Around a year ago, a former embedded systems designer from the Japanese automobile industry named Makoto Koike, started helping out at his parents’ cucumber farm, and was amazed by the amount of work it takes to sort cucumbers by size, shape, colour and other attributes.
In Japan, each farm has its own classification standard and there's no industry standard. At Makoto's farm, they sort them into nine different classes, and his mother sorts them all herself — spending up to eight hours per day at peak harvesting times.
There are some automatic sorters on the market, but they have limitations in terms of performance and cost, and small farms don't tend to use them.
The many uses of deep learning
Makoto first got the idea to explore machine learning for sorting cucumbers from a wildly different source - Google AlphaGo - competing with the world's top professional Go player.
"When I saw the Google's AlphaGo, I realized something really serious is happening here,” said Makoto. “That was the trigger for me to start developing the cucumber sorter with deep learning technology."
Using deep learning for image recognition allows a computer to learn from a training data set what the important "features" of the images are. By using a hierarchy of numerous artificial neurons, deep learning can automatically classify images with a high degree of accuracy. Thus, neural networks can recognise different species of cats, or models of cars or airplanes from images. Sometimes neural networks can exceed the performance of the human eye for certain applications.
TensorFlow democratises the power of deep learning
But can computers really learn mom's art of cucumber sorting? Makoto set out to see whether he could use deep learning technology for sorting using Google's open source machine learning library, TensorFlow.
"Google had just open sourced TensorFlow, so I started trying it out with images of my cucumbers,” Makoto said. “This was the first time I tried out machine learning or deep learning technology, and right away got much higher accuracy than I expected. That gave me the confidence that it could solve my problem."

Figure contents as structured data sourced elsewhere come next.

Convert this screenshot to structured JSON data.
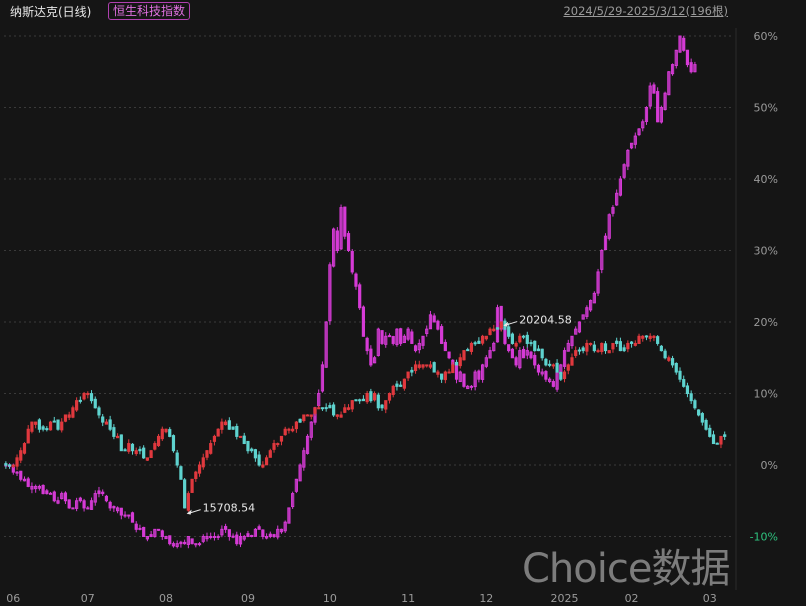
{
  "header": {
    "title": "纳斯达克(日线)",
    "compare_label": "恒生科技指数",
    "range_label": "2024/5/29-2025/3/12(196根)"
  },
  "watermark": "Choice数据",
  "colors": {
    "background": "#151515",
    "up": "#e0393e",
    "down": "#5fd3cf",
    "compare": "#d63bd6",
    "grid": "#3a3a3a",
    "negative_tick": "#2ec27e"
  },
  "chart_data": {
    "type": "line",
    "ylabel": "",
    "xlabel": "",
    "ylim": [
      -0.14,
      0.62
    ],
    "y_ticks": [
      "60%",
      "50%",
      "40%",
      "30%",
      "20%",
      "10%",
      "0%",
      "-10%"
    ],
    "y_tick_values": [
      0.6,
      0.5,
      0.4,
      0.3,
      0.2,
      0.1,
      0.0,
      -0.1
    ],
    "x_ticks": [
      "06",
      "07",
      "08",
      "09",
      "10",
      "11",
      "12",
      "2025",
      "02",
      "03"
    ],
    "n_bars": 196,
    "grid": true,
    "annotations": [
      {
        "label": "15708.54",
        "series": "纳斯达克",
        "bar_index": 48,
        "pct": -0.068
      },
      {
        "label": "20204.58",
        "series": "纳斯达克",
        "bar_index": 133,
        "pct": 0.195
      }
    ],
    "series": [
      {
        "name": "纳斯达克",
        "style": "candlestick",
        "values": [
          0.0,
          0.0,
          0.0,
          0.01,
          0.02,
          0.03,
          0.05,
          0.06,
          0.06,
          0.05,
          0.05,
          0.05,
          0.06,
          0.06,
          0.05,
          0.06,
          0.07,
          0.07,
          0.08,
          0.09,
          0.09,
          0.1,
          0.1,
          0.09,
          0.08,
          0.07,
          0.06,
          0.06,
          0.05,
          0.04,
          0.04,
          0.02,
          0.02,
          0.03,
          0.02,
          0.02,
          0.02,
          0.01,
          0.01,
          0.02,
          0.03,
          0.04,
          0.05,
          0.05,
          0.04,
          0.02,
          0.0,
          -0.02,
          -0.06,
          -0.04,
          -0.02,
          -0.01,
          0.0,
          0.01,
          0.02,
          0.03,
          0.04,
          0.05,
          0.06,
          0.06,
          0.05,
          0.05,
          0.04,
          0.04,
          0.03,
          0.02,
          0.02,
          0.01,
          0.0,
          0.0,
          0.01,
          0.02,
          0.03,
          0.03,
          0.04,
          0.05,
          0.05,
          0.05,
          0.06,
          0.06,
          0.07,
          0.07,
          0.07,
          0.08,
          0.08,
          0.08,
          0.08,
          0.08,
          0.07,
          0.07,
          0.07,
          0.08,
          0.08,
          0.09,
          0.09,
          0.09,
          0.09,
          0.1,
          0.09,
          0.1,
          0.08,
          0.08,
          0.09,
          0.1,
          0.11,
          0.11,
          0.11,
          0.12,
          0.13,
          0.13,
          0.14,
          0.14,
          0.14,
          0.14,
          0.14,
          0.13,
          0.13,
          0.12,
          0.13,
          0.13,
          0.14,
          0.14,
          0.15,
          0.16,
          0.16,
          0.17,
          0.17,
          0.17,
          0.18,
          0.18,
          0.19,
          0.19,
          0.19,
          0.2,
          0.19,
          0.18,
          0.17,
          0.17,
          0.18,
          0.18,
          0.17,
          0.17,
          0.16,
          0.16,
          0.15,
          0.14,
          0.14,
          0.14,
          0.13,
          0.12,
          0.13,
          0.14,
          0.15,
          0.16,
          0.16,
          0.16,
          0.17,
          0.17,
          0.16,
          0.16,
          0.17,
          0.16,
          0.16,
          0.17,
          0.17,
          0.16,
          0.16,
          0.17,
          0.17,
          0.17,
          0.18,
          0.18,
          0.18,
          0.18,
          0.18,
          0.17,
          0.16,
          0.15,
          0.15,
          0.14,
          0.13,
          0.12,
          0.11,
          0.1,
          0.09,
          0.08,
          0.07,
          0.06,
          0.05,
          0.04,
          0.03,
          0.03,
          0.04,
          0.04
        ]
      },
      {
        "name": "恒生科技指数",
        "style": "candlestick",
        "values": [
          0.0,
          0.0,
          -0.01,
          -0.01,
          -0.02,
          -0.02,
          -0.03,
          -0.03,
          -0.03,
          -0.03,
          -0.04,
          -0.04,
          -0.04,
          -0.05,
          -0.05,
          -0.04,
          -0.05,
          -0.06,
          -0.06,
          -0.05,
          -0.05,
          -0.06,
          -0.06,
          -0.05,
          -0.04,
          -0.04,
          -0.04,
          -0.05,
          -0.06,
          -0.06,
          -0.06,
          -0.07,
          -0.07,
          -0.07,
          -0.08,
          -0.09,
          -0.09,
          -0.1,
          -0.1,
          -0.1,
          -0.09,
          -0.09,
          -0.1,
          -0.1,
          -0.11,
          -0.11,
          -0.11,
          -0.11,
          -0.11,
          -0.1,
          -0.11,
          -0.11,
          -0.11,
          -0.1,
          -0.1,
          -0.1,
          -0.1,
          -0.1,
          -0.09,
          -0.09,
          -0.1,
          -0.1,
          -0.11,
          -0.1,
          -0.1,
          -0.1,
          -0.1,
          -0.09,
          -0.09,
          -0.1,
          -0.1,
          -0.1,
          -0.1,
          -0.09,
          -0.09,
          -0.08,
          -0.06,
          -0.04,
          -0.02,
          0.0,
          0.02,
          0.04,
          0.06,
          0.08,
          0.1,
          0.14,
          0.2,
          0.28,
          0.33,
          0.3,
          0.36,
          0.32,
          0.3,
          0.27,
          0.25,
          0.22,
          0.18,
          0.16,
          0.14,
          0.15,
          0.19,
          0.17,
          0.18,
          0.18,
          0.17,
          0.19,
          0.17,
          0.18,
          0.19,
          0.17,
          0.16,
          0.17,
          0.18,
          0.19,
          0.21,
          0.2,
          0.19,
          0.17,
          0.16,
          0.15,
          0.14,
          0.12,
          0.13,
          0.11,
          0.11,
          0.11,
          0.13,
          0.12,
          0.14,
          0.15,
          0.16,
          0.17,
          0.22,
          0.19,
          0.17,
          0.16,
          0.15,
          0.14,
          0.16,
          0.15,
          0.16,
          0.15,
          0.14,
          0.13,
          0.13,
          0.12,
          0.12,
          0.11,
          0.13,
          0.14,
          0.16,
          0.17,
          0.18,
          0.19,
          0.2,
          0.21,
          0.22,
          0.23,
          0.24,
          0.27,
          0.3,
          0.32,
          0.35,
          0.36,
          0.38,
          0.4,
          0.42,
          0.44,
          0.45,
          0.46,
          0.47,
          0.48,
          0.5,
          0.53,
          0.52,
          0.48,
          0.5,
          0.52,
          0.55,
          0.56,
          0.58,
          0.6,
          0.58,
          0.56,
          0.55,
          0.56
        ]
      }
    ]
  }
}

Pushing the limits of deep learning
One of the current challenges with deep learning is that you need to have a large number of training datasets. To train the model, Makoto spent about three months taking 7,000 pictures of cucumbers sorted by his mother, but it’s probably not enough.

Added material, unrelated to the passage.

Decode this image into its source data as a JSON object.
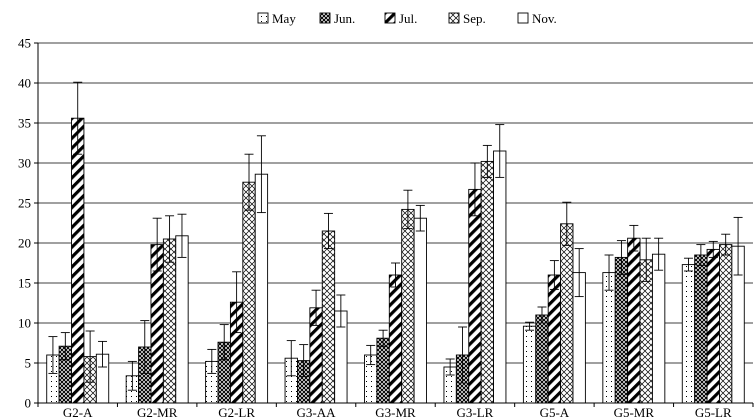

"When I did a validation with the test images, the recognition accuracy exceeded 95%. But if you apply the system with real use cases, the accuracy drops down to about 70%. I suspect the neural network model has the issue of "overfitting" (the phenomenon in neural network where the model is trained to fit only to the small training dataset) because of the insufficient number of training images."

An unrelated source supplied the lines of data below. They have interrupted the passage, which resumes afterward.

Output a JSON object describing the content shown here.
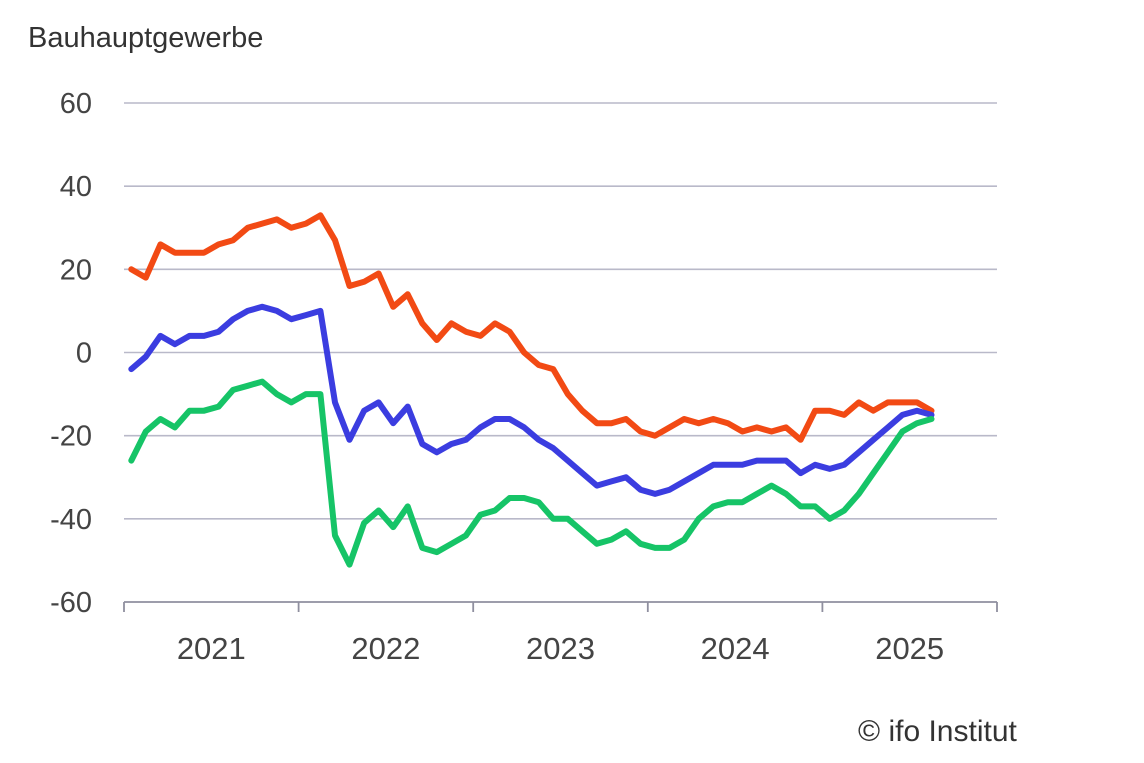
{
  "chart_data": {
    "type": "line",
    "title": "Bauhauptgewerbe",
    "ylim": [
      -60,
      60
    ],
    "yticks": [
      "60",
      "40",
      "20",
      "0",
      "-20",
      "-40",
      "-60"
    ],
    "x_domain": [
      2020.9583,
      2025.9583
    ],
    "x_labels": [
      "2021",
      "2022",
      "2023",
      "2024",
      "2025"
    ],
    "x": [
      2021.0,
      2021.0833,
      2021.1667,
      2021.25,
      2021.3333,
      2021.4167,
      2021.5,
      2021.5833,
      2021.6667,
      2021.75,
      2021.8333,
      2021.9167,
      2022.0,
      2022.0833,
      2022.1667,
      2022.25,
      2022.3333,
      2022.4167,
      2022.5,
      2022.5833,
      2022.6667,
      2022.75,
      2022.8333,
      2022.9167,
      2023.0,
      2023.0833,
      2023.1667,
      2023.25,
      2023.3333,
      2023.4167,
      2023.5,
      2023.5833,
      2023.6667,
      2023.75,
      2023.8333,
      2023.9167,
      2024.0,
      2024.0833,
      2024.1667,
      2024.25,
      2024.3333,
      2024.4167,
      2024.5,
      2024.5833,
      2024.6667,
      2024.75,
      2024.8333,
      2024.9167,
      2025.0,
      2025.0833,
      2025.1667,
      2025.25,
      2025.3333,
      2025.4167,
      2025.5,
      2025.5833,
      2025.6667,
      2025.75,
      2025.8333,
      2025.9167
    ],
    "series": [
      {
        "color": "#f24a14",
        "values": [
          20,
          18,
          26,
          24,
          24,
          24,
          26,
          27,
          30,
          31,
          32,
          30,
          31,
          33,
          27,
          16,
          17,
          19,
          11,
          14,
          7,
          3,
          7,
          5,
          4,
          7,
          5,
          0,
          -3,
          -4,
          -10,
          -14,
          -17,
          -17,
          -16,
          -19,
          -20,
          -18,
          -16,
          -17,
          -16,
          -17,
          -19,
          -18,
          -19,
          -18,
          -21,
          -14,
          -14,
          -15,
          -12,
          -14,
          -12,
          -12,
          -12,
          -14,
          null,
          null,
          null,
          null
        ]
      },
      {
        "color": "#3b3de0",
        "values": [
          -4,
          -1,
          4,
          2,
          4,
          4,
          5,
          8,
          10,
          11,
          10,
          8,
          9,
          10,
          -12,
          -21,
          -14,
          -12,
          -17,
          -13,
          -22,
          -24,
          -22,
          -21,
          -18,
          -16,
          -16,
          -18,
          -21,
          -23,
          -26,
          -29,
          -32,
          -31,
          -30,
          -33,
          -34,
          -33,
          -31,
          -29,
          -27,
          -27,
          -27,
          -26,
          -26,
          -26,
          -29,
          -27,
          -28,
          -27,
          -24,
          -21,
          -18,
          -15,
          -14,
          -15,
          null,
          null,
          null,
          null
        ]
      },
      {
        "color": "#16c467",
        "values": [
          -26,
          -19,
          -16,
          -18,
          -14,
          -14,
          -13,
          -9,
          -8,
          -7,
          -10,
          -12,
          -10,
          -10,
          -44,
          -51,
          -41,
          -38,
          -42,
          -37,
          -47,
          -48,
          -46,
          -44,
          -39,
          -38,
          -35,
          -35,
          -36,
          -40,
          -40,
          -43,
          -46,
          -45,
          -43,
          -46,
          -47,
          -47,
          -45,
          -40,
          -37,
          -36,
          -36,
          -34,
          -32,
          -34,
          -37,
          -37,
          -40,
          -38,
          -34,
          -29,
          -24,
          -19,
          -17,
          -16,
          null,
          null,
          null,
          null
        ]
      }
    ]
  },
  "credit": "© ifo Institut"
}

The second challenge of deep learning is that it consumes a lot of computing power. The current sorter uses a typical Windows desktop PC to train the neural network model. Although it converts the cucumber image into 80 x 80 pixel low-resolution images, it still takes two to three days to complete training the model with 7,000 images.
"Even with this low-res image, the system can only classify a cucumber based on its shape, length and level of distortion. It can't recognise colour, texture, scratches and prickles,” Makoto explained. Increasing image resolution by zooming into the cucumber would result in much higher accuracy, but would also increase the training time significantly.
To improve deep learning, some large enterprises have started doing large-scale distributed training, but those servers come at an enormous cost. Google offers Cloud Machine Learning (Cloud ML), a low-cost cloud platform for training and prediction that dedicates hundreds of cloud servers to training a network with TensorFlow. With Cloud ML, Google handles building a large-scale cluster for distributed training, and you just pay for what you use, making it easier for developers to try out deep learning without making a significant capital investment.